Juan Lezcano

Personal information
- Full name: Juan Vicente Lezcano López
- Date of birth: 5 April 1937
- Place of birth: Asunción, Paraguay
- Date of death: 6 February 2012 (aged 74)

Senior career*
- Years: Team / Apps / (Gls)
- 1954-1960: Olimpia
- 1961-1967: Peñarol
- 1968-1969: Colón / 70 / (0)

International career
- 1957-1963: Paraguay / 26 / (0)

= Juan Lezcano =

Paraguayan footballer (1937–2012)

Juan Vicente Lezcano López (5 April 1937 – 6 February 2012) was a Paraguayan football defender.

==Career==
Lezcano started his career at Olimpia of Asunción in 1954. He was part of the historical Olimpia team coached by Aurelio González that won five Paraguayan league championships in a row, from 1956 to 1960 and reached the final of the first edition of the Copa Libertadores in 1960, where Olimpia lost against Peñarol of Uruguay. Soon after in 1961, Peñarol signed him and became one of the key players of the Uruguayan club along with other stars such as Alberto Spencer, Pedro Rocha and Ladislao Mazurkiewicz that helped Peñarol win several national and international championships. In 1968, he played for Colón de Santa Fe of Argentina.

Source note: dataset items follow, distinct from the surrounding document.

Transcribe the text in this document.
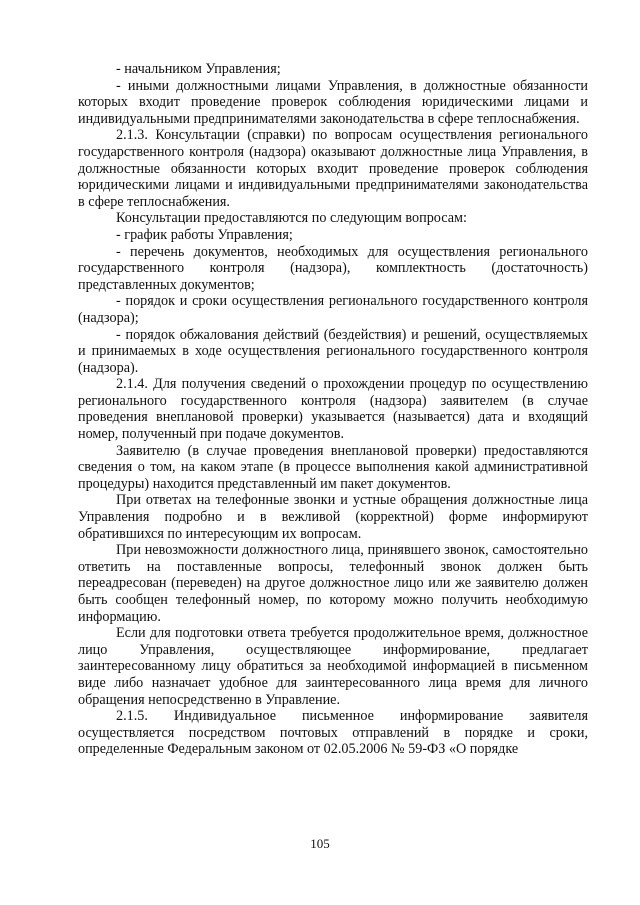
- начальником Управления;

- иными должностными лицами Управления, в должностные обязанности которых входит проведение проверок соблюдения юридическими лицами и индивидуальными предпринимателями законодательства в сфере теплоснабжения.

2.1.3. Консультации (справки) по вопросам осуществления регионального государственного контроля (надзора) оказывают должностные лица Управления, в должностные обязанности которых входит проведение проверок соблюдения юридическими лицами и индивидуальными предпринимателями законодательства в сфере теплоснабжения.

Консультации предоставляются по следующим вопросам:

- график работы Управления;

- перечень документов, необходимых для осуществления регионального государственного контроля (надзора), комплектность (достаточность) представленных документов;

- порядок и сроки осуществления регионального государственного контроля (надзора);

- порядок обжалования действий (бездействия) и решений, осуществляемых и принимаемых в ходе осуществления регионального государственного контроля (надзора).

2.1.4. Для получения сведений о прохождении процедур по осуществлению регионального государственного контроля (надзора) заявителем (в случае проведения внеплановой проверки) указывается (называется) дата и входящий номер, полученный при подаче документов.

Заявителю (в случае проведения внеплановой проверки) предоставляются сведения о том, на каком этапе (в процессе выполнения какой административной процедуры) находится представленный им пакет документов.

При ответах на телефонные звонки и устные обращения должностные лица Управления подробно и в вежливой (корректной) форме информируют обратившихся по интересующим их вопросам.

При невозможности должностного лица, принявшего звонок, самостоятельно ответить на поставленные вопросы, телефонный звонок должен быть переадресован (переведен) на другое должностное лицо или же заявителю должен быть сообщен телефонный номер, по которому можно получить необходимую информацию.

Если для подготовки ответа требуется продолжительное время, должностное лицо Управления, осуществляющее информирование, предлагает заинтересованному лицу обратиться за необходимой информацией в письменном виде либо назначает удобное для заинтересованного лица время для личного обращения непосредственно в Управление.

2.1.5. Индивидуальное письменное информирование заявителя осуществляется посредством почтовых отправлений в порядке и сроки, определенные Федеральным законом от 02.05.2006 № 59-ФЗ «О порядке

105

Lezcano made 26 appearances for the Paraguay national football team, and was part of the squad that qualified for the 1958 World Cup tournament.

==Personal life and death==
Juan Lezcano was born in the neighbourhood of Santísima Trinidad in Asunción, Paraguay on 5 April 1937. His father, Juan Félix Lezcano, was also a Paraguayan international footballer.

Lezcano died on 6 February 2012, at the age of 74.